Bad news for Greece. Yesterday's 2-year government bond yields jumped 2.55 percentage points to a record high 11 percent, forcing the country to look to the E.U. for credit.

Greece today tested the mettle of the European Union by asking it and the International Monetary Fund for a $60 billion loan.

If Greece is turned down, it’s likely to default on its 300-billion-euro debt—potentially imperiling large swaths of the European economy, international ties across the continent, and the future of the 11-year-old euro currency.

How likely it is that that will happen depends on whom you ask.

Politicians across Europe will are saying they’re ready to come to Greece’s aid. The bond market, conversely, says default may be impending. The cost of Greek debt today remained high, and the Financial Times reports that no one’s selling insurance on the bonds.

Greece’s plea to the E.U. today came on the heels of a massive spike in Greece’s 2-year government bond yields, or the interest it would have to pay on a 2-year loan. After information emerged on Greece’s large debt, yields broke records yesterday by rising to more than 11 percent (see chart). This makes it extremely difficult for Greece to borrow unless it gets money from alternate sources. After a statement today from the Greek president, those yields fell, but only to 9.41 percent.

How did Greece get here?

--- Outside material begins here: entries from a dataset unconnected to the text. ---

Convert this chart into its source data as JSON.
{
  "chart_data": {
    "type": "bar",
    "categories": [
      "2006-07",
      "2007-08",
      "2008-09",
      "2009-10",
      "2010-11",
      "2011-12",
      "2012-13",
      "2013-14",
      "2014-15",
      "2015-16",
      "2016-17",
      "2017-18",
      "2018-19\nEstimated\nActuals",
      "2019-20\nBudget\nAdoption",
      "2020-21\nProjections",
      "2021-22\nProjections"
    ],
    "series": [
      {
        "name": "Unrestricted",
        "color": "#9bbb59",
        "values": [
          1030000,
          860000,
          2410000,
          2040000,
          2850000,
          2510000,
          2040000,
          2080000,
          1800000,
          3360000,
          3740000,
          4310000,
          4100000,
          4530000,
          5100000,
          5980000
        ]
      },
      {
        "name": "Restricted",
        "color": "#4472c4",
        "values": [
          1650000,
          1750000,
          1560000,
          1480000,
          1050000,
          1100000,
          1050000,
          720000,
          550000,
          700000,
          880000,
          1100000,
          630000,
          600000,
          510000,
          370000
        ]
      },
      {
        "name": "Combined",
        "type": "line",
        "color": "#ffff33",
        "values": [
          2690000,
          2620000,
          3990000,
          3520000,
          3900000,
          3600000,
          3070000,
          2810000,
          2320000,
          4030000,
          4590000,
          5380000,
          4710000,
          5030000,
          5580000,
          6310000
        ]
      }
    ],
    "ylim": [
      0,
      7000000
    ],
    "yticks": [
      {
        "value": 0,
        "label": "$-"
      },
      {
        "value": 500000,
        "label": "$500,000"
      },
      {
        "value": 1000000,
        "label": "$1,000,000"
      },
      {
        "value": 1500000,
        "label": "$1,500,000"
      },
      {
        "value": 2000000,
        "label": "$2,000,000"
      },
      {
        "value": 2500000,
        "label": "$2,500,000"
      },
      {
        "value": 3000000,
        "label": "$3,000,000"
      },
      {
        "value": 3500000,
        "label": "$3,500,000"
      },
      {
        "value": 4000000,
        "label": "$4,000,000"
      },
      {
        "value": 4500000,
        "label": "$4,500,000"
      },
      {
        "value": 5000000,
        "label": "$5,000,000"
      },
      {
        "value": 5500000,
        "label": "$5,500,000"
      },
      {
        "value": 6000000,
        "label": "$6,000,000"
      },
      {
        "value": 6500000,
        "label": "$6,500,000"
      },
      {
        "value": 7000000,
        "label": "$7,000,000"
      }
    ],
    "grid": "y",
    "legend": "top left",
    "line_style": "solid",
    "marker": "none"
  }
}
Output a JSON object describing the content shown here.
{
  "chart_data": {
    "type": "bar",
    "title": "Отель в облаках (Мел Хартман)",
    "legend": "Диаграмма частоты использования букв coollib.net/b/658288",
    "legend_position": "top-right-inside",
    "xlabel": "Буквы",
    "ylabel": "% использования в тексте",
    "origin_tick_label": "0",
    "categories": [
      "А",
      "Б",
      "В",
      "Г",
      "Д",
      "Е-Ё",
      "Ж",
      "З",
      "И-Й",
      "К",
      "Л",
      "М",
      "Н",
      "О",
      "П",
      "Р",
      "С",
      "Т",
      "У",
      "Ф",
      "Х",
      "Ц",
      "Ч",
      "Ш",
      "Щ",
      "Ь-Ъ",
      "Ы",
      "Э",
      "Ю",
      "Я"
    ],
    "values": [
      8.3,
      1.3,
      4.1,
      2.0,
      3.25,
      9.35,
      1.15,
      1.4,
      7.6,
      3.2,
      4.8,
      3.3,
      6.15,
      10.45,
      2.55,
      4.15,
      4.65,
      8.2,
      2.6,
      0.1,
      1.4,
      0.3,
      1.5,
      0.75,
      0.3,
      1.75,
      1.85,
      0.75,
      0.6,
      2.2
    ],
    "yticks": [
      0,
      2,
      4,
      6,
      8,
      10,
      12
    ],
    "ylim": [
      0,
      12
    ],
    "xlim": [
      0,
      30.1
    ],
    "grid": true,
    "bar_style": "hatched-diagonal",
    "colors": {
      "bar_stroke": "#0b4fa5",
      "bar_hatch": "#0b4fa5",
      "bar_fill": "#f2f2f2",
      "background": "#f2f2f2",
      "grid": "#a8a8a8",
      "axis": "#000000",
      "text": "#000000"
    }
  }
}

Some economists point to the euro itself as a likely culprit.  Greece went overboard with the cheap loans it got as a E.U. member, according to Paul Krugman (His full column is here.), so much so that when they stopped coming it found itself addicted to weaning sources of credit and with its prices vastly inflated.

Potential solutions, Krugman writes, include tax hikes and “savage spending cuts” (Greece has already implemented severe austerity measures), pulling out of the euro and devaluing its currency (which would trigger “massive runs on the banking system”), or getting cash to stabilize the system from somewhere besides the market itself. Germany is a likely source, but the country faces vast political obstacles in guaranteeing Greece’s loans. So now Greece finds itself turning to the E.U. and the IMF, relying on the bonds of the E.U. and its commitment to ensuring the strength of its currency.

According to Bloomberg News, the euro traded at a one-year low yesterday, after slipping 7 percent this year as Greece dragged down investor confidence. It looked up, though, after Greece’s public plea today, rising to $1,3311 today from yesterday’s $1.3261.